To lessen the possibility of losing business, offer to extend the customer’s current rate for a few months or an extra year. Yes, this gives them more time to shop around, but it also increases the likelihood they’ll become more comfortable with the idea of your price changes. They might ultimately decide it’s easier and less costly to stay with your company than start over with a new one.
Scenario number two is to keep prices the same for existing customers and only raise them for new ones. A client of mine sells to law firms and often sees this method applied. The lawyers will increase the billable rate for new customers, but not for long-term ones because the services and products they’re offering are the same.
In this case, it’s not just the customer but law firm that are benefitting. That’s because it costs less each year to manage the same products and services for a long-term client. You know them well and therefore aren’t continually trying to figure out what they want. And you’re also not investing money, time and energy toward marketing because you’ve already attracted their business. So even though you’re keeping your prices the same, you may find you’re increasing your overall margin with these existing customers.
Add services and a choice
The third and final scenario has several components: add more to your current offering, raises prices, and then give your long-term customers the choice to opt in or opt out. For example, “We’re increasing your rate to $150 because the service offering is changing. Now you’re going to have A, B, C and D as opposed to the A and B you were receiving before.” Then allow the client to choose. “Do you want to stay with what you had before or do you want this new, enhanced service?”
A client of mine recently did this with great success. They increased the price on their software maintenance and told their regular customers, “You were paying 10 per cent and you received all the updates. Your rate is going to 12 per cent, but that allows you to call the help desk whenever you want with questions and issues. We can keep you on the 10 per cent plan to give you just the basic support if you really want, but we’re encouraging our clients to switch to the 12 per cent package so you have the opportunity to call into the help desk.” More than 75 per cent chose the new enhanced service.

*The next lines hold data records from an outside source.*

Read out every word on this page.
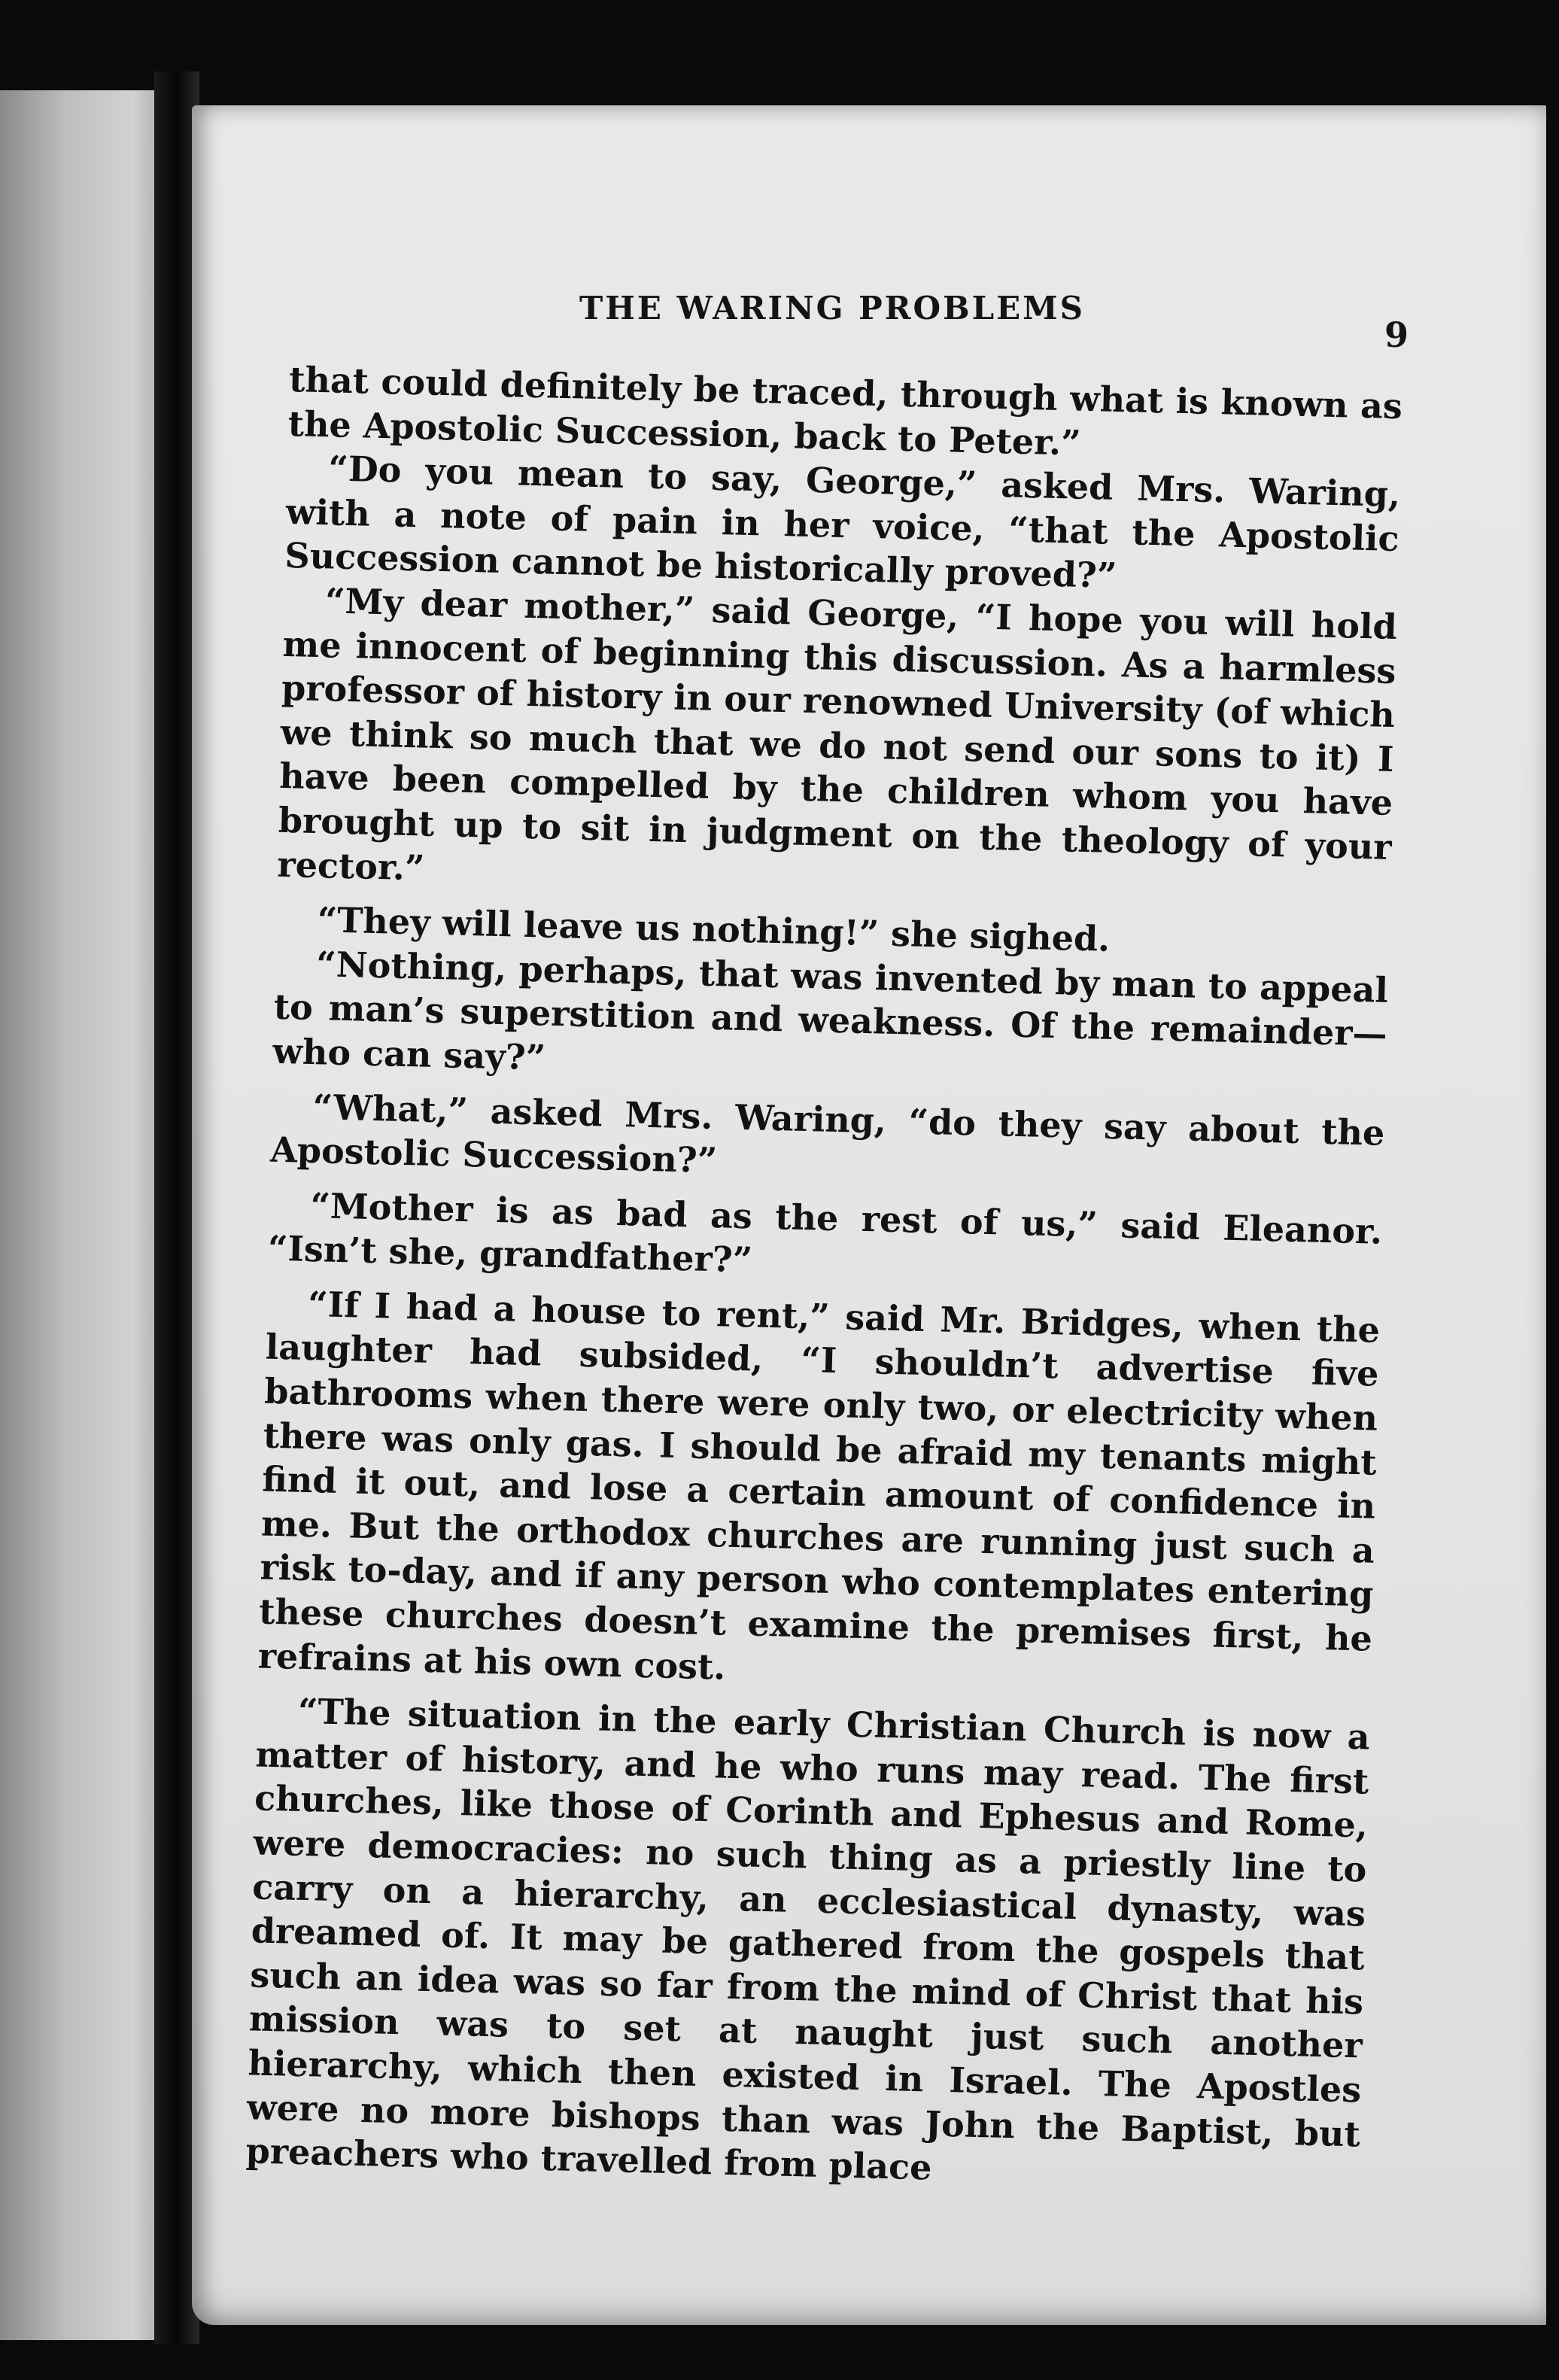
THE WARING PROBLEMS
9

that could definitely be traced, through what is known as the Apostolic Succession, back to Peter.”

“Do you mean to say, George,” asked Mrs. Waring, with a note of pain in her voice, “that the Apostolic Succession cannot be historically proved?”

“My dear mother,” said George, “I hope you will hold me innocent of beginning this discussion. As a harmless professor of history in our renowned University (of which we think so much that we do not send our sons to it) I have been compelled by the children whom you have brought up to sit in judgment on the theology of your rector.”

“They will leave us nothing!” she sighed.

“Nothing, perhaps, that was invented by man to appeal to man’s superstition and weakness. Of the remainder—who can say?”

“What,” asked Mrs. Waring, “do they say about the Apostolic Succession?”

“Mother is as bad as the rest of us,” said Eleanor. “Isn’t she, grandfather?”

“If I had a house to rent,” said Mr. Bridges, when the laughter had subsided, “I shouldn’t advertise five bathrooms when there were only two, or electricity when there was only gas. I should be afraid my tenants might find it out, and lose a certain amount of confidence in me. But the orthodox churches are running just such a risk to-day, and if any person who contemplates entering these churches doesn’t examine the premises first, he refrains at his own cost.

“The situation in the early Christian Church is now a matter of history, and he who runs may read. The first churches, like those of Corinth and Ephesus and Rome, were democracies: no such thing as a priestly line to carry on a hierarchy, an ecclesiastical dynasty, was dreamed of. It may be gathered from the gospels that such an idea was so far from the mind of Christ that his mission was to set at naught just such another hierarchy, which then existed in Israel. The Apostles were no more bishops than was John the Baptist, but preachers who travelled from place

This client has a rock-solid product and knew the company rarely received help desk calls. So while that 12 per cent was providing more value to the customer, our client considered it low risk because the chance of people calling in on a regular basis was slim. And they were right. Customers only tended to call once or twice a year.
Extra value of advance notice
As mentioned before, giving advance notice about a price increase to your long-term customers is crucial. But it’s also just as important for your sales team. For instance, if clients are notified six months ahead, it gives sellers a chance to hear feedback and determine who’s unhappy about paying more and considering taking their business elsewhere. They can work to save those customers but also have a chance to backfill if some clients are determined to leave.
Gathering this type of information allows your company to do two things:
- Make a decision to reverse the price increase or change the new service offering if you realize you caused a huge exodus. After all, companies do make mistakes – just make sure you catch them before they bankrupt you!
- If sticking to the price increases, it equips your sales team with the time to go out and find new customers to replace the ones who are leaving.
However your company chooses to raise its prices, in the end it’s the strength of the relationships sellers build that will ultimately help decide if a long-term customer stays. And hopefully for many more years to come!